What a contrast with the media's and much of the world's response to Israel's targeted killing of Palestinian terrorists and their leaders.

In 2004, Israel eliminated in a period of months Sheik Ahmed Yassin, head of Hamas and Abdel Aziz Rantisi, their Gaza leader at the time of his death. After Rantisi's death, Times readers were treated to an editorial page obituary by editor David Margolick, with the beguiling title, "The nicest terrorist I ever met." Rantisi was a man of "gentle affability," Margolick recalled.

Fortunately, we have been spared such paeans to Zarqawi this week. A comment by Rantisi was particularly prescient. To Rantisi, "all of Israel was occupied territory," Margolick wrote. "Dr. Rantisi talked of truces, but they were meaningless. His peace plan was simple: five million Jews should leave. Then there would be peace. Until then, there would be jihad."

On the day that the Inquirer and Times were applauding Zarqawi's death, seven Palestinians died in an explosion on a Gaza beach. An errant Israeli artillery shell was immediately blamed, ostensibly directed at nearby terrorists firing rockets from Gaza into Israel, a mere 400 yards from the picnicking Palestinians.

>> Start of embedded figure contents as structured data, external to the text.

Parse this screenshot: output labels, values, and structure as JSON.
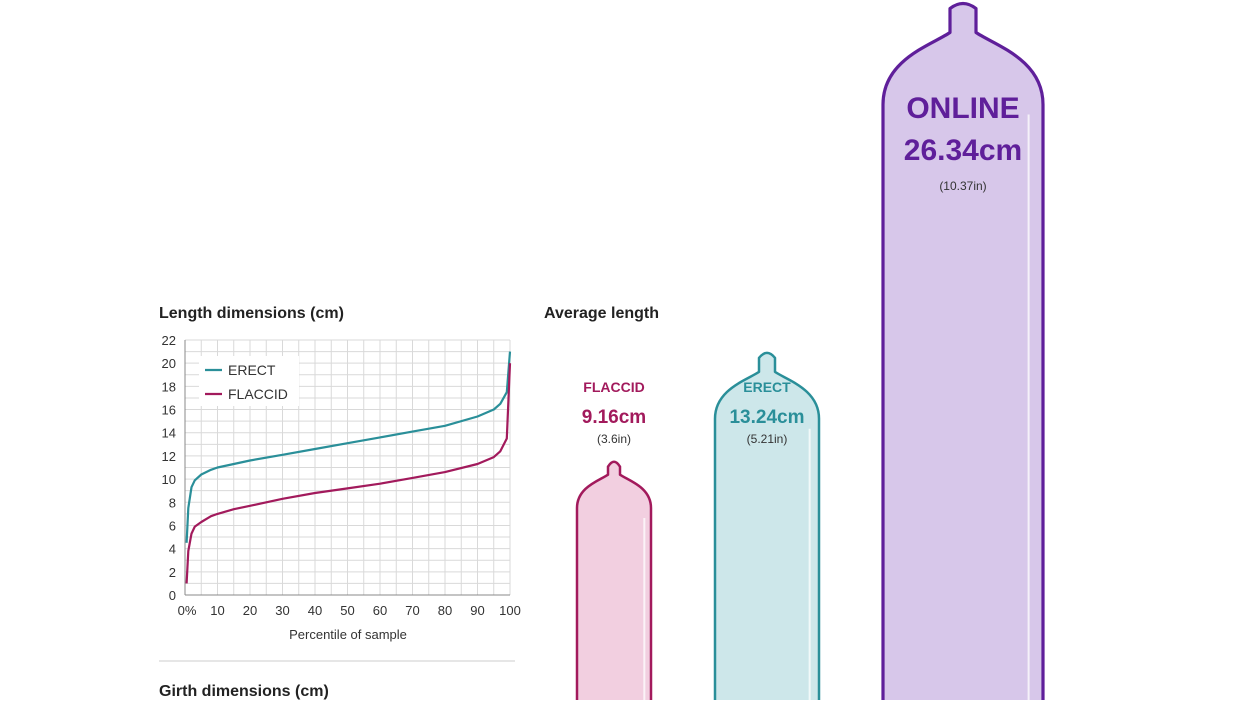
{
  "line_chart": {
    "title": "Length dimensions (cm)",
    "xlabel": "Percentile of sample",
    "y_ticks": [
      "0",
      "2",
      "4",
      "6",
      "8",
      "10",
      "12",
      "14",
      "16",
      "18",
      "20",
      "22"
    ],
    "x_ticks": [
      "0%",
      "10",
      "20",
      "30",
      "40",
      "50",
      "60",
      "70",
      "80",
      "90",
      "100"
    ],
    "legend": {
      "erect": "ERECT",
      "flaccid": "FLACCID"
    }
  },
  "avg_chart": {
    "title": "Average length",
    "flaccid": {
      "label": "FLACCID",
      "value": "9.16cm",
      "inches": "(3.6in)"
    },
    "erect": {
      "label": "ERECT",
      "value": "13.24cm",
      "inches": "(5.21in)"
    },
    "online": {
      "label": "ONLINE",
      "value": "26.34cm",
      "inches": "(10.37in)"
    }
  },
  "girth_title": "Girth dimensions (cm)",
  "colors": {
    "erect": "#2a8f99",
    "flaccid": "#a21a5c",
    "online": "#5f1f9a",
    "erect_fill": "#cde7ea",
    "flaccid_fill": "#f2cfe0",
    "online_fill": "#d7c7ea"
  },
  "chart_data": [
    {
      "type": "line",
      "title": "Length dimensions (cm)",
      "xlabel": "Percentile of sample",
      "ylabel": "",
      "xlim": [
        0,
        100
      ],
      "ylim": [
        0,
        22
      ],
      "grid": true,
      "legend": "top-left",
      "series": [
        {
          "name": "ERECT",
          "x": [
            0.5,
            1,
            2,
            3,
            5,
            8,
            10,
            15,
            20,
            30,
            40,
            50,
            60,
            70,
            80,
            90,
            95,
            97,
            99,
            100
          ],
          "y": [
            4.5,
            7.5,
            9.3,
            9.9,
            10.4,
            10.8,
            11.0,
            11.3,
            11.6,
            12.1,
            12.6,
            13.1,
            13.6,
            14.1,
            14.6,
            15.4,
            16.0,
            16.5,
            17.5,
            21.0
          ]
        },
        {
          "name": "FLACCID",
          "x": [
            0.5,
            1,
            2,
            3,
            5,
            8,
            10,
            15,
            20,
            30,
            40,
            50,
            60,
            70,
            80,
            90,
            95,
            97,
            99,
            100
          ],
          "y": [
            1.0,
            3.8,
            5.3,
            5.9,
            6.3,
            6.8,
            7.0,
            7.4,
            7.7,
            8.3,
            8.8,
            9.2,
            9.6,
            10.1,
            10.6,
            11.3,
            11.9,
            12.4,
            13.5,
            20.0
          ]
        }
      ]
    },
    {
      "type": "bar",
      "title": "Average length",
      "categories": [
        "FLACCID",
        "ERECT",
        "ONLINE"
      ],
      "values": [
        9.16,
        13.24,
        26.34
      ],
      "ylabel": ""
    }
  ]
}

That is less than a quarter of a mile, roughly the distance between the Union League and City Hall. Like Rantisi, who still had his grandchildren staying with him, despite being a criminal targeted by Israeli security forces, Palestinian terrorists have never hesitated at placing their neighbors in danger.

The nest day, the Times ran a four-column photograph above the fold on page one of a young Palestinian woman crying on the beach next to what appeared to be a dead body. At worst, the death of the Palestinians on the beach was an inadvertent accident caused by response to rocket attacks being launched against Israel from a few yards away. An investigation later proved that Israeli forces were not to blame.

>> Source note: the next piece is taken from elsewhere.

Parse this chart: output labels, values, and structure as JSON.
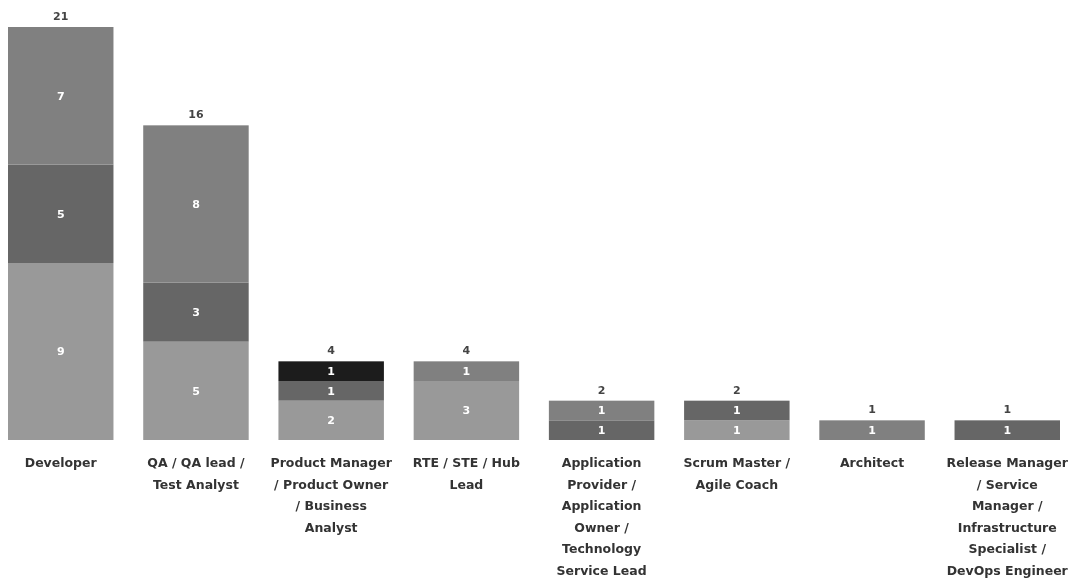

With terrorists killing and maiming innocents around the world by the hundreds and thousands, the Palestinians' deaths, whatever the cause, were tragic but, unfortunately, not extraordinary. Israel has repeatedly promised to end attacks on Palestinian ruled Gaza if militants stop attacks on Israel. No nation can tolerate rocket attacks on their territory – and survive – without responding.

The accompanying New York Times story was headlined "Hamas declared it will resume attacking Israel." It was mirrored on the Inquirer's front page, although without the inflammatory photograph, by a report by Michael Matza titled "Hamas faction to end cease-fire." Both stories blamed the alleged attack for the anticipated increase in Hamas violence, although at least the Inquirer coverage noted that a militant Hamas brigade had already been responsible for 60 attacks on Israel in the past five years.

It would seem that, as with Hamas threats of violence, when it comes to coverage of Israel, not much changes.

This column was written for the Israel Advocacy Task Force of the Israel Center of the Jewish Federation of Greater Philadelphia.